20

Tuesday, 15 September

‘So did you find that fellow you were looking for?’ Lester Beeson asked, placing a Diet Coke on the counter. ‘You wanted ice and lemon you said?’

The landlord was distracted today, as there were a dozen elderly, noisy ramblers in the bar, all in soaking wet cagoules, brightly coloured anoraks and muddy boots, a couple of them poring over a soggy map at a table.

‘Yes, thanks, ice and lemon is fine. Yes, I’ve found him.’

‘Good.’

‘Where are the toilets, please?’ a woman called to the landlord.

Beeson jerked a finger over to the far wall.

Ollie ordered a prawn salad, carried his drink over to an alcove, as far away from the ramblers as he could get, and sat down. Then he pulled his phone out of his pocket, opened his photos and looked at the two he had taken an hour earlier in the graveyard, of Harry Percival Walters’s headstone. Born May 1928, died October 2008. That made him eighty when he died, he calculated. Then he swiped across to have another look at the photograph of Harry Walters himself.

It was no longer there.

Puzzled, he checked through his albums. All the most recent photographs he had taken, over the weekend and yesterday, chronicling every step of the restoration work on the house, were still there. Even though he backed up all his photographs to his laptop and iPad and to the Cloud, he usually kept them on his phone too, for quick reference.

It definitely wasn’t there.

While he waited for his food to come, he phoned his computer man. From the crackling noise on the phone, it sounded as if Chris Webb was either driving or in a poor reception area.

‘I’m just on my way home from a client,’ Webb said. ‘Can I call you back when I get home?’

‘No probs.’


Half an hour later, Ollie strode up the drive towards the house, his head bowed against the rain which was now pelting down. He was pleased to see a row of workmen’s vans outside the house, and that a skip had been delivered.

He hurried inside, where there was a hive of activity in several of the downstairs rooms and the cellar.
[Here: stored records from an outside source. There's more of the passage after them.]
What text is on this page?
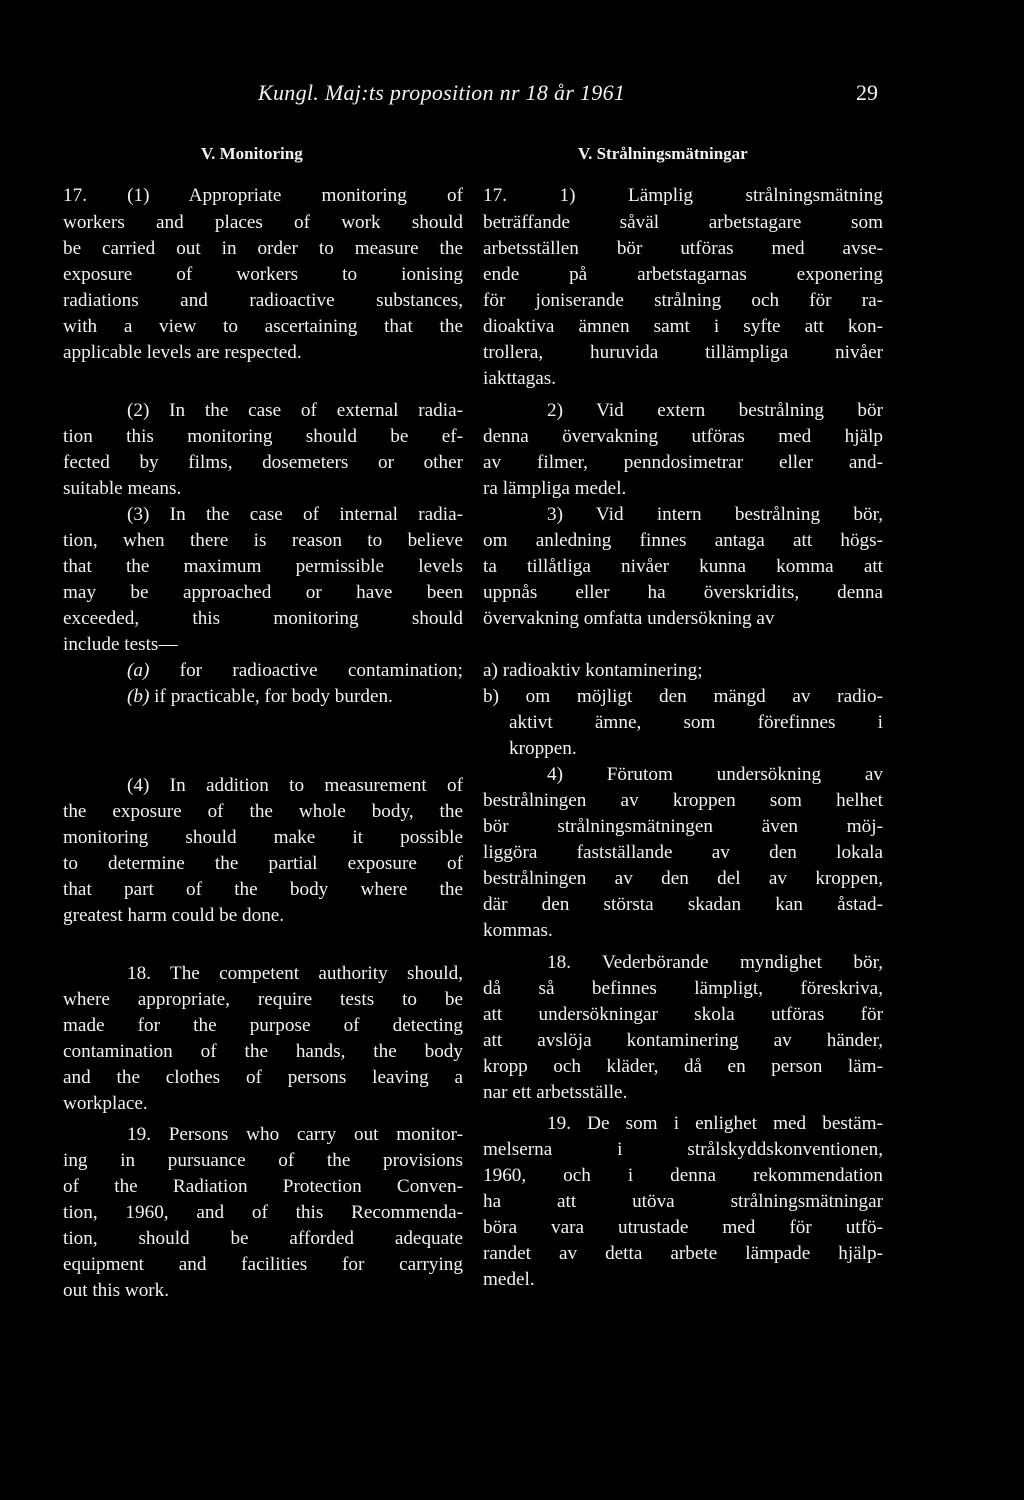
Kungl. Maj:ts proposition nr 18 år 1961	29
V. Monitoring
17. (1) Appropriate monitoring of
workers and places of work should
be carried out in order to measure the
exposure of workers to ionising
radiations and radioactive substances,
with a view to ascertaining that the
applicable levels are respected.
(2) In the case of external radia-
tion this monitoring should be ef-
fected by films, dosemeters or other
suitable means.
(3) In the case of internal radia-
tion, when there is reason to believe
that the maximum permissible levels
may be approached or have been
exceeded, this monitoring should
include tests—
(a) for radioactive contamination;
(b) if practicable, for body burden.
(4) In addition to measurement of
the exposure of the whole body, the
monitoring should make it possible
to determine the partial exposure of
that part of the body where the
greatest harm could be done.
18. The competent authority should,
where appropriate, require tests to be
made for the purpose of detecting
contamination of the hands, the body
and the clothes of persons leaving a
workplace.
19. Persons who carry out monitor-
ing in pursuance of the provisions
of the Radiation Protection Conven-
tion, 1960, and of this Recommenda-
tion, should be afforded adequate
equipment and facilities for carrying
out this work.
V. Strålningsmätningar
17. 1) Lämplig strålningsmätning
beträffande såväl arbetstagare som
arbetsställen bör utföras med avse-
ende på arbetstagarnas exponering
för joniserande strålning och för ra-
dioaktiva ämnen samt i syfte att kon-
trollera, huruvida tillämpliga nivåer
iakttagas.
2) Vid extern bestrålning bör
denna övervakning utföras med hjälp
av filmer, penndosimetrar eller and-
ra lämpliga medel.
3) Vid intern bestrålning bör,
om anledning finnes antaga att högs-
ta tillåtliga nivåer kunna komma att
uppnås eller ha överskridits, denna
övervakning omfatta undersökning av
a) radioaktiv kontaminering;
b) om möjligt den mängd av radio-
aktivt ämne, som förefinnes i
kroppen.
4) Förutom undersökning av
bestrålningen av kroppen som helhet
bör strålningsmätningen även möj-
liggöra fastställande av den lokala
bestrålningen av den del av kroppen,
där den största skadan kan åstad-
kommas.
18. Vederbörande myndighet bör,
då så befinnes lämpligt, föreskriva,
att undersökningar skola utföras för
att avslöja kontaminering av händer,
kropp och kläder, då en person läm-
nar ett arbetsställe.
19. De som i enlighet med bestäm-
melserna i strålskyddskonventionen,
1960, och i denna rekommendation
ha att utöva strålningsmätningar
böra vara utrustade med för utfö-
randet av detta arbete lämpade hjälp-
medel.
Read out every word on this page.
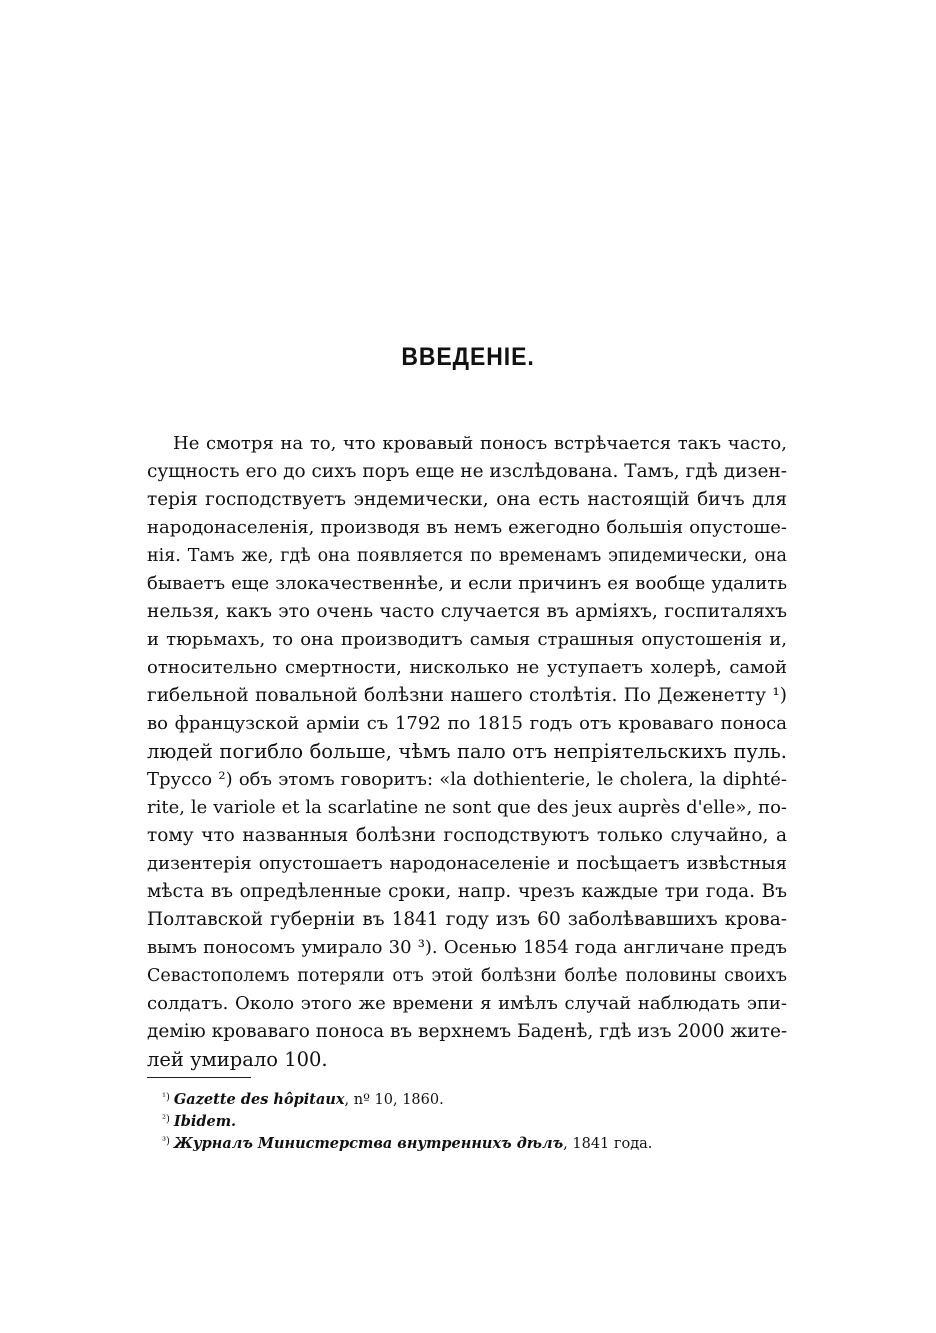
ВВЕДЕНІЕ.
Не смотря на то, что кровавый поносъ встрѣчается такъ часто,
сущность его до сихъ поръ еще не изслѣдована. Тамъ, гдѣ дизен-
терія господствуетъ эндемически, она есть настоящій бичъ для
народонаселенія, производя въ немъ ежегодно большія опустоше-
нія. Тамъ же, гдѣ она появляется по временамъ эпидемически, она
бываетъ еще злокачественнѣе, и если причинъ ея вообще удалить
нельзя, какъ это очень часто случается въ арміяхъ, госпиталяхъ
и тюрьмахъ, то она производитъ самыя страшныя опустошенія и,
относительно смертности, нисколько не уступаетъ холерѣ, самой
гибельной повальной болѣзни нашего столѣтія. По Деженетту ¹)
во французской арміи съ 1792 по 1815 годъ отъ кроваваго поноса
людей погибло больше, чѣмъ пало отъ непріятельскихъ пуль.
Труссо ²) объ этомъ говоритъ: «la dothienterie, le cholera, la diphté-
rite, le variole et la scarlatine ne sont que des jeux auprès d'elle», по-
тому что названныя болѣзни господствуютъ только случайно, а
дизентерія опустошаетъ народонаселеніе и посѣщаетъ извѣстныя
мѣста въ опредѣленные сроки, напр. чрезъ каждые три года. Въ
Полтавской губерніи въ 1841 году изъ 60 заболѣвавшихъ крова-
вымъ поносомъ умирало 30 ³). Осенью 1854 года англичане предъ
Севастополемъ потеряли отъ этой болѣзни болѣе половины своихъ
солдатъ. Около этого же времени я имѣлъ случай наблюдать эпи-
демію кроваваго поноса въ верхнемъ Баденѣ, гдѣ изъ 2000 жите-
лей умирало 100.
$^{^1)}$ Gazette des hôpitaux, nº 10, 1860.
$^{^2)}$ Ibidem.
$^{^3)}$ Журналъ Министерства внутреннихъ дѣлъ, 1841 года.
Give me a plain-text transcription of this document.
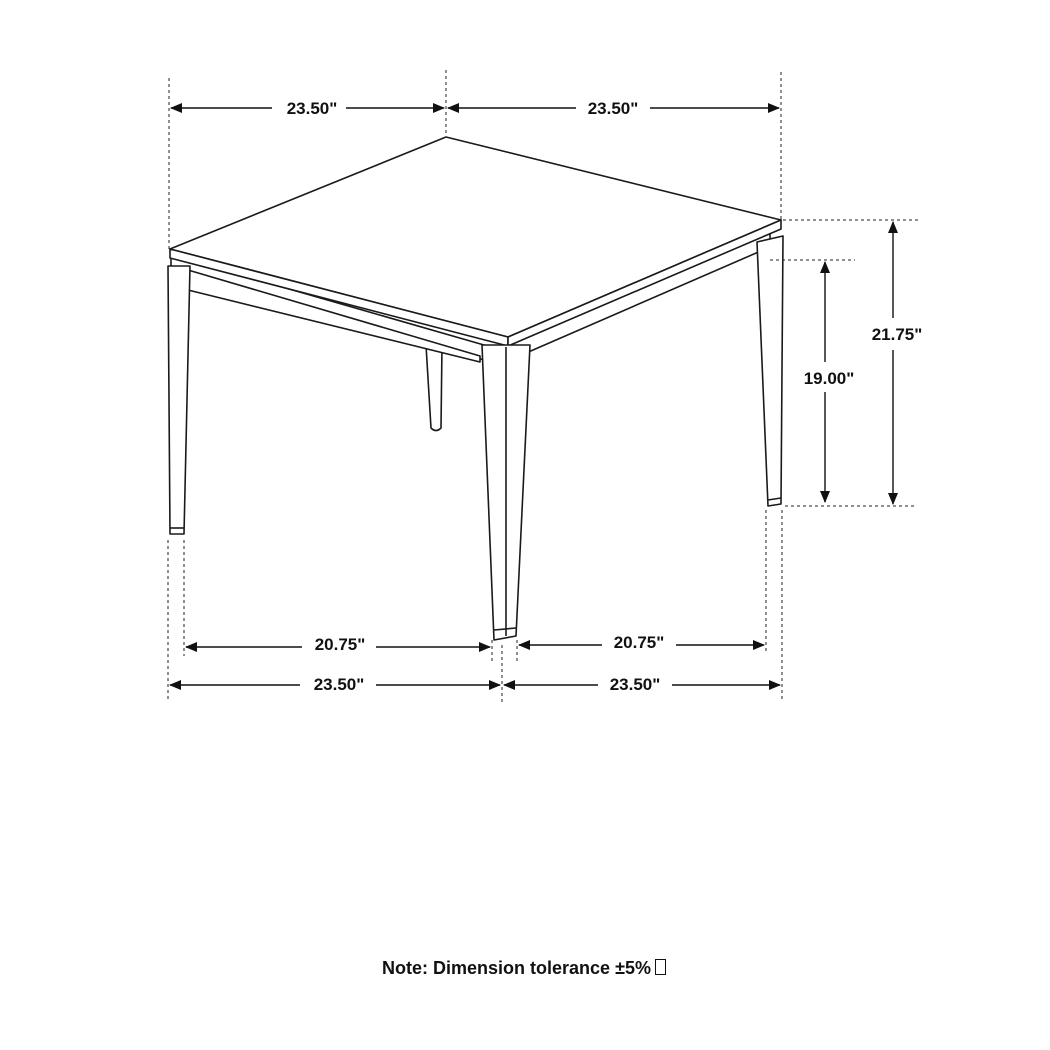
23.50"	23.50"
21.75"
19.00"
20.75"	20.75"
23.50"	23.50"
Note: Dimension tolerance ±5%
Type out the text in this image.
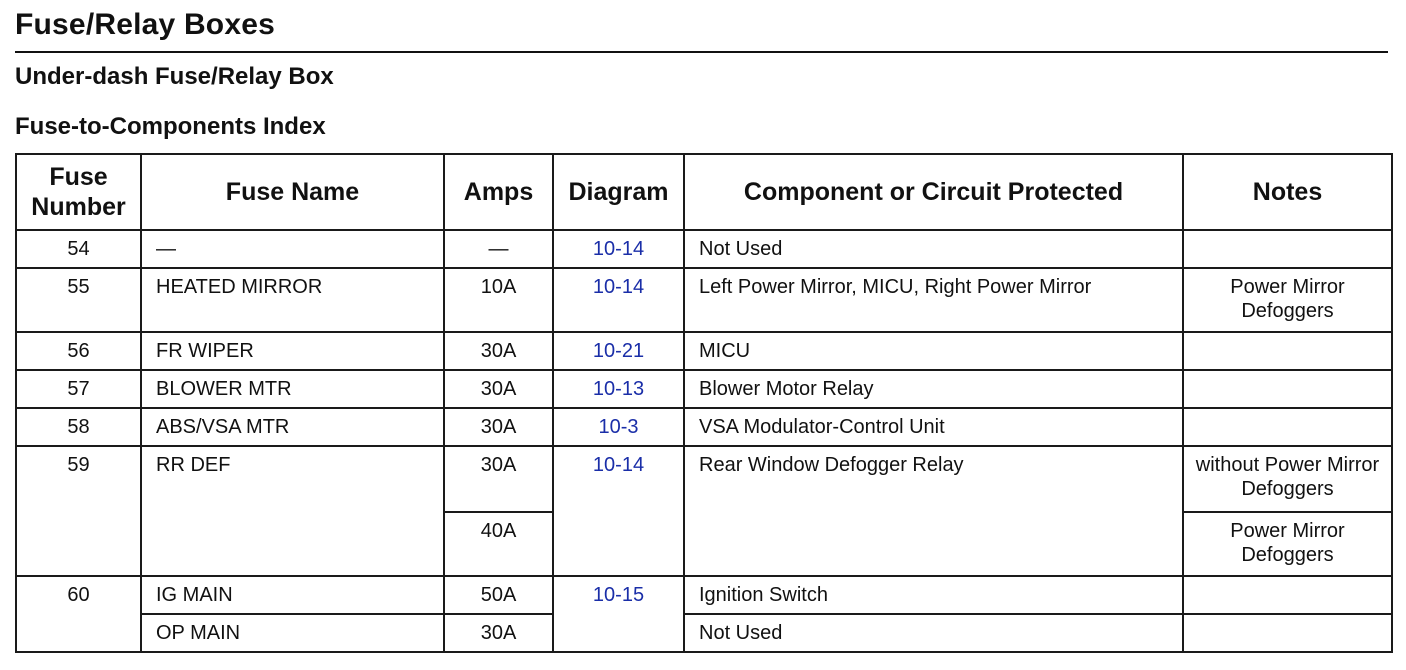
Fuse/Relay Boxes
Under-dash Fuse/Relay Box
Fuse-to-Components Index
Fuse Number	Fuse Name	Amps	Diagram	Component or Circuit Protected	Notes
54	—	—	10-14	Not Used	
55	HEATED MIRROR	10A	10-14	Left Power Mirror, MICU, Right Power Mirror	Power Mirror Defoggers

56	FR WIPER	30A	10-21	MICU	
57	BLOWER MTR	30A	10-13	Blower Motor Relay	
58	ABS/VSA MTR	30A	10-3	VSA Modulator-Control Unit	
59	RR DEF	30A	10-14	Rear Window Defogger Relay	without Power Mirror Defoggers

		40A			Power Mirror Defoggers

60	IG MAIN	50A	10-15	Ignition Switch	
	OP MAIN	30A		Not Used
As he climbed back up into the kitchen, his phone pinged with a text. It was from Cholmondley, requesting an addition to the website. While he stood reading it, the plumber, Michael Maguire, wriggled out backwards from under the sink and looked round at him. ‘Ah, Lord Harcourt! How are you, sir?’

‘I’m OK — how’s it going?’ Ollie raised his phone and took a photograph of the pipework beneath the sink, to add to his photo record of the restoration work.

‘I don’t know who did this work before, but they were real bodgers!’ the Irishman said.

Before he could reply, Ollie’s phone rang. It was Chris Webb.

‘I’m back now, how can I help?’

Ollie waved for the plumber to carry on, and as he spoke to the computer man he walked back out of the kitchen and headed upstairs, needing to change out of his wet clothes, looking around warily. ‘It’s OK, Chris, it’s just that the photograph I emailed you earlier has gone from my iPhone and I needed you to send it to me. But it’s OK, I’m home now, it’ll be on my computer. Thanks.’

‘No problem!’

Ollie changed in their bedroom, taking a pair of jeans out of the huge Victorian mahogany wardrobe they’d brought from Carlisle Road, a fresh T-shirt and a light sweater, then climbed up the tower to his office, thinking again about the newspaper article about ghosts. Energy seemed a key factor. One of the theories it posited was that energy from dead people could still remain in the place where they had died. Could the energy of some elderly lady who had died here still be around? Was that what his mother-in-law had seen on the day they were moving in? Did that explain the spheres of light he had seen in the atrium?

Why had Jade asked him about ghosts this morning? Had it really been a bad dream that had spooked her on Sunday night — or something more?

What the hell was in this house? Something, for sure. He needed to find out — and find an explanation — before Caro saw something, too, and really freaked out.

Buying this place had been a stretch beyond what they could really afford. They were hocked up to the eyeballs. Moving out and selling right now was not an option. Whatever was going on, he needed to get to the bottom of it and sort it. There were always solutions to every problem. That had always been his philosophy. It was going to be fine.

He sat down at his desk and realized his hands were shaking. They were shaking so much it took him three goes to tap in the correct code to wake up his computer.

He went straight to Photos and checked through it carefully.

All the photos he had taken of the work in the house were there, and the photographs of Harry Walters’s headstone, as well as the one he’d just taken of the pipework. But there was no photograph of Harry Walters.

He turned to his iPad, and opened Photos again. It was the same. Everything else he had taken was there. But no photograph of the old man.

Was he going mad?

But Caro had remarked on the photo this morning, and Chris Webb had received it and talked about it. He dialled his number.

‘Chris,’ he said, when he answered. ‘I’m sorry, I do need you to send that photograph. I can’t find it.’

‘I’ve got a bit of a problem with that,’ Webb replied. ‘Must be a bloody iCloud issue, like I said. I’m sorry, mate, it’s vanished.’